Williams ran for 58 yards on 11 carries in OU's latest victory, a 62-6 decision over Ball State.

He also contributed on the special teams by setting up Ryan Broyles in the punt return game.

"He did well Saturday," said OU head coach Bob Stoops. "He looked good. He looked fast, made some nice plays and I thought he looked good."

There was one instance, though, where he certainly looked like a freshman.

On the first play coming to him, quarterback Landry Jones rifled a pass towards him and it went right through the wickets.

"I don't think he saw that first laser coming at him," Stoops said. "It went right through, almost hit him in the head."

Stoops even joked that almost drilled him as well.

Williams just attributed it to nothing more than nerves.

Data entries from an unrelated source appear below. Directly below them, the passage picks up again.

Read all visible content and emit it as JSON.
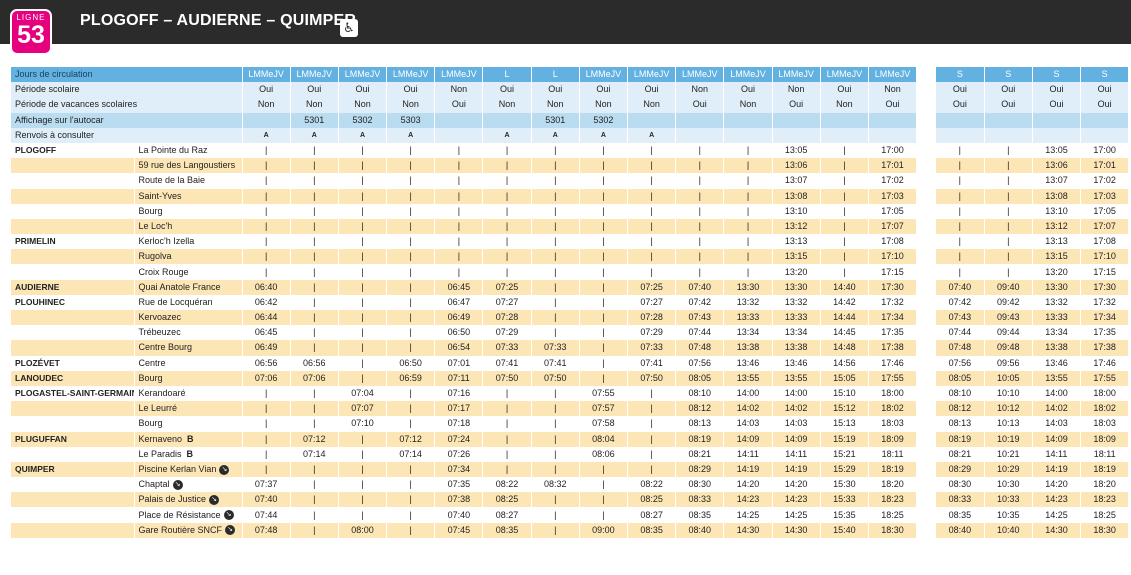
{
  "header": {
    "badge_label": "LIGNE",
    "badge_number": "53",
    "title": "PLOGOFF – AUDIERNE – QUIMPER",
    "accessibility_icon": "wheelchair-icon"
  },
  "colors": {
    "accent": "#e6007e",
    "header_blue": "#62b1e1",
    "light_blue": "#dfeef8",
    "mid_blue": "#b9dcf1",
    "row_alt": "#fde6b6",
    "topbar": "#2b2b2b"
  },
  "left": {
    "header_rows": [
      {
        "label": "Jours de circulation",
        "cells": [
          "LMMeJV",
          "LMMeJV",
          "LMMeJV",
          "LMMeJV",
          "LMMeJV",
          "L",
          "L",
          "LMMeJV",
          "LMMeJV",
          "LMMeJV",
          "LMMeJV",
          "LMMeJV",
          "LMMeJV",
          "LMMeJV"
        ]
      },
      {
        "label": "Période scolaire",
        "cells": [
          "Oui",
          "Oui",
          "Oui",
          "Oui",
          "Non",
          "Oui",
          "Oui",
          "Oui",
          "Oui",
          "Non",
          "Oui",
          "Non",
          "Oui",
          "Non"
        ]
      },
      {
        "label": "Période de vacances scolaires",
        "cells": [
          "Non",
          "Non",
          "Non",
          "Non",
          "Oui",
          "Non",
          "Non",
          "Non",
          "Non",
          "Oui",
          "Non",
          "Oui",
          "Non",
          "Oui"
        ]
      },
      {
        "label": "Affichage sur l'autocar",
        "cells": [
          "",
          "5301",
          "5302",
          "5303",
          "",
          "",
          "5301",
          "5302",
          "",
          "",
          "",
          "",
          "",
          ""
        ]
      },
      {
        "label": "Renvois à consulter",
        "cells": [
          "A",
          "A",
          "A",
          "A",
          "",
          "A",
          "A",
          "A",
          "A",
          "",
          "",
          "",
          "",
          ""
        ]
      }
    ],
    "rows": [
      {
        "town": "PLOGOFF",
        "stop": "La Pointe du Raz",
        "dir": false,
        "b": false,
        "t": [
          "|",
          "|",
          "|",
          "|",
          "|",
          "|",
          "|",
          "|",
          "|",
          "|",
          "|",
          "13:05",
          "|",
          "17:00"
        ]
      },
      {
        "town": "",
        "stop": "59 rue des Langoustiers",
        "dir": false,
        "b": false,
        "t": [
          "|",
          "|",
          "|",
          "|",
          "|",
          "|",
          "|",
          "|",
          "|",
          "|",
          "|",
          "13:06",
          "|",
          "17:01"
        ]
      },
      {
        "town": "",
        "stop": "Route de la Baie",
        "dir": false,
        "b": false,
        "t": [
          "|",
          "|",
          "|",
          "|",
          "|",
          "|",
          "|",
          "|",
          "|",
          "|",
          "|",
          "13:07",
          "|",
          "17:02"
        ]
      },
      {
        "town": "",
        "stop": "Saint-Yves",
        "dir": false,
        "b": false,
        "t": [
          "|",
          "|",
          "|",
          "|",
          "|",
          "|",
          "|",
          "|",
          "|",
          "|",
          "|",
          "13:08",
          "|",
          "17:03"
        ]
      },
      {
        "town": "",
        "stop": "Bourg",
        "dir": false,
        "b": false,
        "t": [
          "|",
          "|",
          "|",
          "|",
          "|",
          "|",
          "|",
          "|",
          "|",
          "|",
          "|",
          "13:10",
          "|",
          "17:05"
        ]
      },
      {
        "town": "",
        "stop": "Le Loc'h",
        "dir": false,
        "b": false,
        "t": [
          "|",
          "|",
          "|",
          "|",
          "|",
          "|",
          "|",
          "|",
          "|",
          "|",
          "|",
          "13:12",
          "|",
          "17:07"
        ]
      },
      {
        "town": "PRIMELIN",
        "stop": "Kerloc'h Izella",
        "dir": false,
        "b": false,
        "t": [
          "|",
          "|",
          "|",
          "|",
          "|",
          "|",
          "|",
          "|",
          "|",
          "|",
          "|",
          "13:13",
          "|",
          "17:08"
        ]
      },
      {
        "town": "",
        "stop": "Rugolva",
        "dir": false,
        "b": false,
        "t": [
          "|",
          "|",
          "|",
          "|",
          "|",
          "|",
          "|",
          "|",
          "|",
          "|",
          "|",
          "13:15",
          "|",
          "17:10"
        ]
      },
      {
        "town": "",
        "stop": "Croix Rouge",
        "dir": false,
        "b": false,
        "t": [
          "|",
          "|",
          "|",
          "|",
          "|",
          "|",
          "|",
          "|",
          "|",
          "|",
          "|",
          "13:20",
          "|",
          "17:15"
        ]
      },
      {
        "town": "AUDIERNE",
        "stop": "Quai Anatole France",
        "dir": false,
        "b": false,
        "t": [
          "06:40",
          "|",
          "|",
          "|",
          "06:45",
          "07:25",
          "|",
          "|",
          "07:25",
          "07:40",
          "13:30",
          "13:30",
          "14:40",
          "17:30"
        ]
      },
      {
        "town": "PLOUHINEC",
        "stop": "Rue de Locquéran",
        "dir": false,
        "b": false,
        "t": [
          "06:42",
          "|",
          "|",
          "|",
          "06:47",
          "07:27",
          "|",
          "|",
          "07:27",
          "07:42",
          "13:32",
          "13:32",
          "14:42",
          "17:32"
        ]
      },
      {
        "town": "",
        "stop": "Kervoazec",
        "dir": false,
        "b": false,
        "t": [
          "06:44",
          "|",
          "|",
          "|",
          "06:49",
          "07:28",
          "|",
          "|",
          "07:28",
          "07:43",
          "13:33",
          "13:33",
          "14:44",
          "17:34"
        ]
      },
      {
        "town": "",
        "stop": "Trébeuzec",
        "dir": false,
        "b": false,
        "t": [
          "06:45",
          "|",
          "|",
          "|",
          "06:50",
          "07:29",
          "|",
          "|",
          "07:29",
          "07:44",
          "13:34",
          "13:34",
          "14:45",
          "17:35"
        ]
      },
      {
        "town": "",
        "stop": "Centre Bourg",
        "dir": false,
        "b": false,
        "t": [
          "06:49",
          "|",
          "|",
          "|",
          "06:54",
          "07:33",
          "07:33",
          "|",
          "07:33",
          "07:48",
          "13:38",
          "13:38",
          "14:48",
          "17:38"
        ]
      },
      {
        "town": "PLOZÉVET",
        "stop": "Centre",
        "dir": false,
        "b": false,
        "t": [
          "06:56",
          "06:56",
          "|",
          "06:50",
          "07:01",
          "07:41",
          "07:41",
          "|",
          "07:41",
          "07:56",
          "13:46",
          "13:46",
          "14:56",
          "17:46"
        ]
      },
      {
        "town": "LANOUDEC",
        "stop": "Bourg",
        "dir": false,
        "b": false,
        "t": [
          "07:06",
          "07:06",
          "|",
          "06:59",
          "07:11",
          "07:50",
          "07:50",
          "|",
          "07:50",
          "08:05",
          "13:55",
          "13:55",
          "15:05",
          "17:55"
        ]
      },
      {
        "town": "PLOGASTEL-SAINT-GERMAIN",
        "stop": "Kerandoaré",
        "dir": false,
        "b": false,
        "t": [
          "|",
          "|",
          "07:04",
          "|",
          "07:16",
          "|",
          "|",
          "07:55",
          "|",
          "08:10",
          "14:00",
          "14:00",
          "15:10",
          "18:00"
        ]
      },
      {
        "town": "",
        "stop": "Le Leurré",
        "dir": false,
        "b": false,
        "t": [
          "|",
          "|",
          "07:07",
          "|",
          "07:17",
          "|",
          "|",
          "07:57",
          "|",
          "08:12",
          "14:02",
          "14:02",
          "15:12",
          "18:02"
        ]
      },
      {
        "town": "",
        "stop": "Bourg",
        "dir": false,
        "b": false,
        "t": [
          "|",
          "|",
          "07:10",
          "|",
          "07:18",
          "|",
          "|",
          "07:58",
          "|",
          "08:13",
          "14:03",
          "14:03",
          "15:13",
          "18:03"
        ]
      },
      {
        "town": "PLUGUFFAN",
        "stop": "Kernaveno",
        "dir": false,
        "b": true,
        "t": [
          "|",
          "07:12",
          "|",
          "07:12",
          "07:24",
          "|",
          "|",
          "08:04",
          "|",
          "08:19",
          "14:09",
          "14:09",
          "15:19",
          "18:09"
        ]
      },
      {
        "town": "",
        "stop": "Le Paradis",
        "dir": false,
        "b": true,
        "t": [
          "|",
          "07:14",
          "|",
          "07:14",
          "07:26",
          "|",
          "|",
          "08:06",
          "|",
          "08:21",
          "14:11",
          "14:11",
          "15:21",
          "18:11"
        ]
      },
      {
        "town": "QUIMPER",
        "stop": "Piscine Kerlan Vian",
        "dir": true,
        "b": false,
        "t": [
          "|",
          "|",
          "|",
          "|",
          "07:34",
          "|",
          "|",
          "|",
          "|",
          "08:29",
          "14:19",
          "14:19",
          "15:29",
          "18:19"
        ]
      },
      {
        "town": "",
        "stop": "Chaptal",
        "dir": true,
        "b": false,
        "t": [
          "07:37",
          "|",
          "|",
          "|",
          "07:35",
          "08:22",
          "08:32",
          "|",
          "08:22",
          "08:30",
          "14:20",
          "14:20",
          "15:30",
          "18:20"
        ]
      },
      {
        "town": "",
        "stop": "Palais de Justice",
        "dir": true,
        "b": false,
        "t": [
          "07:40",
          "|",
          "|",
          "|",
          "07:38",
          "08:25",
          "|",
          "|",
          "08:25",
          "08:33",
          "14:23",
          "14:23",
          "15:33",
          "18:23"
        ]
      },
      {
        "town": "",
        "stop": "Place de Résistance",
        "dir": true,
        "b": false,
        "t": [
          "07:44",
          "|",
          "|",
          "|",
          "07:40",
          "08:27",
          "|",
          "|",
          "08:27",
          "08:35",
          "14:25",
          "14:25",
          "15:35",
          "18:25"
        ]
      },
      {
        "town": "",
        "stop": "Gare Routière SNCF",
        "dir": true,
        "b": false,
        "t": [
          "07:48",
          "|",
          "08:00",
          "|",
          "07:45",
          "08:35",
          "|",
          "09:00",
          "08:35",
          "08:40",
          "14:30",
          "14:30",
          "15:40",
          "18:30"
        ]
      }
    ],
    "b_mark": "B"
  },
  "right": {
    "header_rows": [
      {
        "cells": [
          "S",
          "S",
          "S",
          "S"
        ]
      },
      {
        "cells": [
          "Oui",
          "Oui",
          "Oui",
          "Oui"
        ]
      },
      {
        "cells": [
          "Oui",
          "Oui",
          "Oui",
          "Oui"
        ]
      },
      {
        "cells": [
          "",
          "",
          "",
          ""
        ]
      },
      {
        "cells": [
          "",
          "",
          "",
          ""
        ]
      }
    ],
    "rows": [
      [
        "|",
        "|",
        "13:05",
        "17:00"
      ],
      [
        "|",
        "|",
        "13:06",
        "17:01"
      ],
      [
        "|",
        "|",
        "13:07",
        "17:02"
      ],
      [
        "|",
        "|",
        "13:08",
        "17:03"
      ],
      [
        "|",
        "|",
        "13:10",
        "17:05"
      ],
      [
        "|",
        "|",
        "13:12",
        "17:07"
      ],
      [
        "|",
        "|",
        "13:13",
        "17:08"
      ],
      [
        "|",
        "|",
        "13:15",
        "17:10"
      ],
      [
        "|",
        "|",
        "13:20",
        "17:15"
      ],
      [
        "07:40",
        "09:40",
        "13:30",
        "17:30"
      ],
      [
        "07:42",
        "09:42",
        "13:32",
        "17:32"
      ],
      [
        "07:43",
        "09:43",
        "13:33",
        "17:34"
      ],
      [
        "07:44",
        "09:44",
        "13:34",
        "17:35"
      ],
      [
        "07:48",
        "09:48",
        "13:38",
        "17:38"
      ],
      [
        "07:56",
        "09:56",
        "13:46",
        "17:46"
      ],
      [
        "08:05",
        "10:05",
        "13:55",
        "17:55"
      ],
      [
        "08:10",
        "10:10",
        "14:00",
        "18:00"
      ],
      [
        "08:12",
        "10:12",
        "14:02",
        "18:02"
      ],
      [
        "08:13",
        "10:13",
        "14:03",
        "18:03"
      ],
      [
        "08:19",
        "10:19",
        "14:09",
        "18:09"
      ],
      [
        "08:21",
        "10:21",
        "14:11",
        "18:11"
      ],
      [
        "08:29",
        "10:29",
        "14:19",
        "18:19"
      ],
      [
        "08:30",
        "10:30",
        "14:20",
        "18:20"
      ],
      [
        "08:33",
        "10:33",
        "14:23",
        "18:23"
      ],
      [
        "08:35",
        "10:35",
        "14:25",
        "18:25"
      ],
      [
        "08:40",
        "10:40",
        "14:30",
        "18:30"
      ]
    ]
  }
}
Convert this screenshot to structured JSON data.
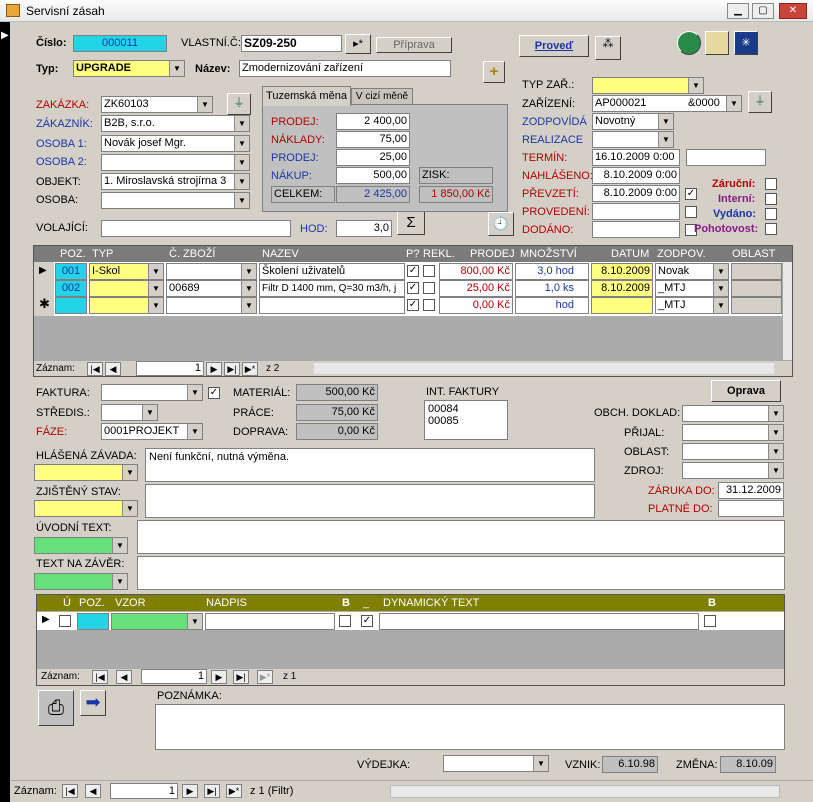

"Yeah, I was real, real nervous, so I was ready to get out there and go," Williams said.

From that point on, however, he zoned in, showing his shiftiness, speed and natural ability in the backfield.

"After that play, I was like, ‘All right, I'm ready now,'" Williams said. "I settled down, got calm, and I was ready to go."

As for what's kept him off the field until now aside from the talented set backs in Whaley, Clay and Finch, Williams labeled just grasping the system.

"My problem was just to keep up with the fast tempo of Oklahoma offense and just picking up blitz protection," Williams said. "That's about it."

Now, he's acclimated himself enough to the system to get in there and get some touches, just in time for the Texas game.

But will he play?

Stoops responded with "possibly" when asked the question.

Williams said he won't be nervous if he gets the opportunity.

"Nah, I mean, I kind of got my feet wet," Williams said. "You know, so I kind of know what to expect now just to go into the game calm and just let things happen...it got my feet wet, got me a little experience and like even on top of games, I just got to be patient and let things come to me. That's all."

In large part, that's what the Sooners will have to do to take care of No. 10/11 Texas when they meet Saturday morning in Dallas.